主要是分析 异步函数dispatch_async 和 同步函数dispatch_sync

3.1 异步函数 dispatch_async

进入dispatch_async函数源码

void
dispatch_async(dispatch_queue_t dq, dispatch_block_t work)//work 任务
{
    dispatch_continuation_t dc = _dispatch_continuation_alloc();
    uintptr_t dc_flags = DC_FLAG_CONSUME;
    dispatch_qos_t qos;

    // 任务包装器(work在这里才有使用) - 接受work - 保存work - 并函数式编程
    // 保存 block 
    qos = _dispatch_continuation_init(dc, dq, work, 0, dc_flags);
    //并发处理
    _dispatch_continuation_async(dq, dc, qos, dc->dc_flags);
}

_dispatch_continuation_init:任务包装函数
_dispatch_continuation_async:并发处理函数

3.1.1 _dispatch_continuation_init 任务包装

进入_dispatch_continuation_init源码实现,主要是包装任务,并设置线程的回调函数,相当于初始化

DISPATCH_ALWAYS_INLINE
static inline dispatch_qos_t
_dispatch_continuation_init(dispatch_continuation_t dc,
        dispatch_queue_class_t dqu, dispatch_block_t work,
        dispatch_block_flags_t flags, uintptr_t dc_flags)
{
    void *ctxt = _dispatch_Block_copy(work);//拷贝任务

    dc_flags |= DC_FLAG_BLOCK | DC_FLAG_ALLOCATED;
    if (unlikely(_dispatch_block_has_private_data(work))) {
        dc->dc_flags = dc_flags;
        dc->dc_ctxt = ctxt;//赋值
        // will initialize all fields but requires dc_flags & dc_ctxt to be set
        return _dispatch_continuation_init_slow(dc, dqu, flags);
    }

    dispatch_function_t func = _dispatch_Block_invoke(work);//封装work - 异步回调
    if (dc_flags & DC_FLAG_CONSUME) {
        func = _dispatch_call_block_and_release;//回调函数赋值 - 同步回调
    }
    return _dispatch_continuation_init_f(dc, dqu, ctxt, func, flags, dc_flags);
}

主要有以下几步:

step1: 通过_dispatch_Block_copy拷贝任务

step2: 通过_dispatch_Block_invoke封装任务,其中_dispatch_Block_invoke是个宏定义,根据以上分析得知是异步回调

#define _dispatch_Block_invoke(bb) \
        ((dispatch_function_t)((struct Block_layout *)bb)->invoke)

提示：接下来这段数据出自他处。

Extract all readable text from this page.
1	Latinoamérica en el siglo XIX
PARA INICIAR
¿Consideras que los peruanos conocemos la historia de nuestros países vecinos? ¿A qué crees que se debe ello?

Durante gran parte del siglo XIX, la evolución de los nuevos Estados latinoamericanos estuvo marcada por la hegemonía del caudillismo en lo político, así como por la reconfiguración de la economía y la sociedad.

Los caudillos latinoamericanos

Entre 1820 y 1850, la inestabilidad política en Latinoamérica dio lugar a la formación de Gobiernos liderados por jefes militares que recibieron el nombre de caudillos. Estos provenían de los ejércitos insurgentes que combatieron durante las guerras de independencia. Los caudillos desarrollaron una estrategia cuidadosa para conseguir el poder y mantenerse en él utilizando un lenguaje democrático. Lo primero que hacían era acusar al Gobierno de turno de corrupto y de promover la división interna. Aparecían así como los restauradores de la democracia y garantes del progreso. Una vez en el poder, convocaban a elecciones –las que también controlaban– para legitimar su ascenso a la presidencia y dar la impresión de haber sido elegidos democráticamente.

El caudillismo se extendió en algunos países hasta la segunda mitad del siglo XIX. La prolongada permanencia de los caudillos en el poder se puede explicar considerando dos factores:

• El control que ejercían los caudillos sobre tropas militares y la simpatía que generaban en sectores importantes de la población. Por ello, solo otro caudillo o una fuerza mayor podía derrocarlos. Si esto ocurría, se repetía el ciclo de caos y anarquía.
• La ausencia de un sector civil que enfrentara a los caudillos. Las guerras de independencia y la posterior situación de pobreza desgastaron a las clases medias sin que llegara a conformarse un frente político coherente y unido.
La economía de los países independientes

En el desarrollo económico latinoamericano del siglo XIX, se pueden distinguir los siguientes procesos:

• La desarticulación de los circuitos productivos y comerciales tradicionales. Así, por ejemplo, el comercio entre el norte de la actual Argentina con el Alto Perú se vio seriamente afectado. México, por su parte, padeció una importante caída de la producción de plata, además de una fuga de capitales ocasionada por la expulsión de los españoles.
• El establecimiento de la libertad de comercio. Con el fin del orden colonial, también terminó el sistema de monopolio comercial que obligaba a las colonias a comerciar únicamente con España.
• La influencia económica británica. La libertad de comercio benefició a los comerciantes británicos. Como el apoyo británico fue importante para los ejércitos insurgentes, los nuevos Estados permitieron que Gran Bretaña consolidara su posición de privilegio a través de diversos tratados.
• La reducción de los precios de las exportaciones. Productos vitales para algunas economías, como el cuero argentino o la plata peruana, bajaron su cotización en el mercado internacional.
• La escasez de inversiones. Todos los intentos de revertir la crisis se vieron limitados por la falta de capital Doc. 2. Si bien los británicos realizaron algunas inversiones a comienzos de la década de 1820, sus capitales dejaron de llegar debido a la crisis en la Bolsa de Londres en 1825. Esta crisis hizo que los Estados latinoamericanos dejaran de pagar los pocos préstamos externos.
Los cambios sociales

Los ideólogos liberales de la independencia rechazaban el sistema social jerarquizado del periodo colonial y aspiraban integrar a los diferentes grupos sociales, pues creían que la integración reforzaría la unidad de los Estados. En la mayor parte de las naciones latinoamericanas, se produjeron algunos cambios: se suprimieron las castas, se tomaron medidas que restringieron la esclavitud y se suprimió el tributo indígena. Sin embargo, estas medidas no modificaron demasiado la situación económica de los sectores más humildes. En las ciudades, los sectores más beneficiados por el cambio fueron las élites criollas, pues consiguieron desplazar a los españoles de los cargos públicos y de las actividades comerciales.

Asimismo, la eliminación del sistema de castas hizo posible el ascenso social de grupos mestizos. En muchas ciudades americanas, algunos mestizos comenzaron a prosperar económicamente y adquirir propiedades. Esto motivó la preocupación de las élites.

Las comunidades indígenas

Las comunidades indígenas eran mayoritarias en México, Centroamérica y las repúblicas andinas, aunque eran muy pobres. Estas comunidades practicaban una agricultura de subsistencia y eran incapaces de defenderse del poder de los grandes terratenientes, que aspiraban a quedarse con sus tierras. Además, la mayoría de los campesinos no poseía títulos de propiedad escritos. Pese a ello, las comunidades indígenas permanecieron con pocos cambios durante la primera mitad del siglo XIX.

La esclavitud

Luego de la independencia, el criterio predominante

step3: 如果是同步的,则回调函数赋值为_dispatch_call_block_and_release

step4: 通过_dispatch_continuation_init_f方法将回调函数赋值,即f就是func,将其保存在属性中

3.1.2 _dispatch_continuation_async 并发处理

这个函数中,主要是执行block回调

step1: 进入_dispatch_continuation_async源码

DISPATCH_ALWAYS_INLINE
static inline void
_dispatch_continuation_async(dispatch_queue_class_t dqu,
        dispatch_continuation_t dc, dispatch_qos_t qos, uintptr_t dc_flags)
{
#if DISPATCH_INTROSPECTION
    if (!(dc_flags & DC_FLAG_NO_INTROSPECTION)) {
        _dispatch_trace_item_push(dqu, dc);//跟踪日志
    }
#else
    (void)dc_flags;
#endif
    return dx_push(dqu._dq, dc, qos);//与dx_invoke一样,都是宏
}

step2: 关键代码是dx_push(dqu._dq, dc, qos)dx_push宏定义,如下所示

#define dx_push(x, y, z) dx_vtable(x)->dq_push(x, y, z)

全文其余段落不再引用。